Nickelodeon won’t rent its cartoon and other characters for food ads unless products meet “'better for you’ criteria,” President Cyma Zarghami said Wednesday in a letter to House Telecommunications Subcommittee Chairman Edward Markey, D-Mass. The character licensing guidelines will be part of all deals Nickelodeon signs starting January 2009. The guidelines will exclude “a limited number of occasional treats designed for special occasion/celebration purposes” including birthday parties and holidays, Zarghami said. The healthy-ad pledge and exceptions resemble those Discovery announced Monday (CD Aug 14 p12). Markey said he hopes more companies make similar moves that “address childhood obesity issues.” Nickelodeon is not acting to because Markey is interested in the topic, a company spokesman said, adding that the company chose to highlight its plans in a letter sent to him and FCC officials and senators serving on a task force on youth obesity and advertising.

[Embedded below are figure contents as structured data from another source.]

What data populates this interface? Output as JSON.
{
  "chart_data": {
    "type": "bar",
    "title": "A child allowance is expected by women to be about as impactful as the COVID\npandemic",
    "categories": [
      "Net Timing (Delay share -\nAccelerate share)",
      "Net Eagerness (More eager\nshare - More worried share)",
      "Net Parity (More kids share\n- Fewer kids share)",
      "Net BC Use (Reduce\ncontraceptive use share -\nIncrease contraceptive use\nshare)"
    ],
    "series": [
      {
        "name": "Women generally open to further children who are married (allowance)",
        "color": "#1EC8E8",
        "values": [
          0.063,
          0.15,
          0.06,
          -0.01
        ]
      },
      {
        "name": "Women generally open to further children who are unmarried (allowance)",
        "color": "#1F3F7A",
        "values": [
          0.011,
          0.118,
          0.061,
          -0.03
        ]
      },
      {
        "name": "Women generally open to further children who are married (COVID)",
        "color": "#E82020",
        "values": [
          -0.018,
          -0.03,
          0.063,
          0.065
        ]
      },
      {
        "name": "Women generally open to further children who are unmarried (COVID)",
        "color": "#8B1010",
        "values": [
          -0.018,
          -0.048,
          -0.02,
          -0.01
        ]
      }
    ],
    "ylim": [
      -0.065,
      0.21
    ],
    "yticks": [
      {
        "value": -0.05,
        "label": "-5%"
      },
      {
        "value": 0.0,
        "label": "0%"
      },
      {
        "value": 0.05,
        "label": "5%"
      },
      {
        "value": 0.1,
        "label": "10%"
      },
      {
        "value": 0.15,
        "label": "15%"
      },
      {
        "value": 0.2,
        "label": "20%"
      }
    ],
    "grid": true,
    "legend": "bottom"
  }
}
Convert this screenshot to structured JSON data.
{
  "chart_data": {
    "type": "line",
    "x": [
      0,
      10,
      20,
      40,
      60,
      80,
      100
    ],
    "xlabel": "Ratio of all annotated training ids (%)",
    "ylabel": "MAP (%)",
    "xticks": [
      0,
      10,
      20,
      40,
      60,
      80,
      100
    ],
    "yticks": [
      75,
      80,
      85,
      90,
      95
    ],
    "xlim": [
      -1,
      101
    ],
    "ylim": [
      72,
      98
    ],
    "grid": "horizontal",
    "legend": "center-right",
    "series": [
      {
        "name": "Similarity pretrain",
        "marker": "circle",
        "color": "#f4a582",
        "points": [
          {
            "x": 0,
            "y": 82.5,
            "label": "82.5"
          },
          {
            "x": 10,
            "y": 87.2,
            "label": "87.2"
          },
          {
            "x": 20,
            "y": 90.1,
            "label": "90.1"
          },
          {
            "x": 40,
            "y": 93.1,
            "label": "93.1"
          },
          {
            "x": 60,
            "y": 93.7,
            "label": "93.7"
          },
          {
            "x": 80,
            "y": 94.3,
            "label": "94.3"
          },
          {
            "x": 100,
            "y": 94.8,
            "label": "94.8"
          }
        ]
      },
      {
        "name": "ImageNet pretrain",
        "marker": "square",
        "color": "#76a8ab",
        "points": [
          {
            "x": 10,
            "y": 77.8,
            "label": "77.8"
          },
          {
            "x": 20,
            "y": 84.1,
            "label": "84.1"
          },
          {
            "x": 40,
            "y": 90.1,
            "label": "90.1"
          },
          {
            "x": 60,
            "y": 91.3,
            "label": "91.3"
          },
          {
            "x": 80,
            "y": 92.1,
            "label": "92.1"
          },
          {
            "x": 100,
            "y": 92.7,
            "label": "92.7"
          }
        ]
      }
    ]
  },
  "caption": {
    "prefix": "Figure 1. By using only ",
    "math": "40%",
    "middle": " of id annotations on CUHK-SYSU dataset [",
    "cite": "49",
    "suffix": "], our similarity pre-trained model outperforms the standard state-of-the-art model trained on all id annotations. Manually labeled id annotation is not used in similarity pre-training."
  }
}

Broadcasters asked the FCC to clarify that sales of ads in bulk through third-party websites (CD July 9 p11) shouldn’t be reflected in the rates that radio and TV stations offer to federal candidates. NAB, 47 state broadcast associations, Gannett, Media General and other companies said three decades of FCC precedent mean that ads sold through nonbroadcast networks should not be subject to the lowest unit charges (LUC). At stake is whether broadcasters must directly offer politicians rates that could be even lower for airtime, because the Internet auction sites offer advertisers lower prices than they could get if they bought commercials from individual stations. Also at stake is the development of what many FCC filings referred to as “nascent” industry of Google’s dMarc Broadcasting, Bid4Spots, SoftWave Media Exchange and others that sell unwanted airtime.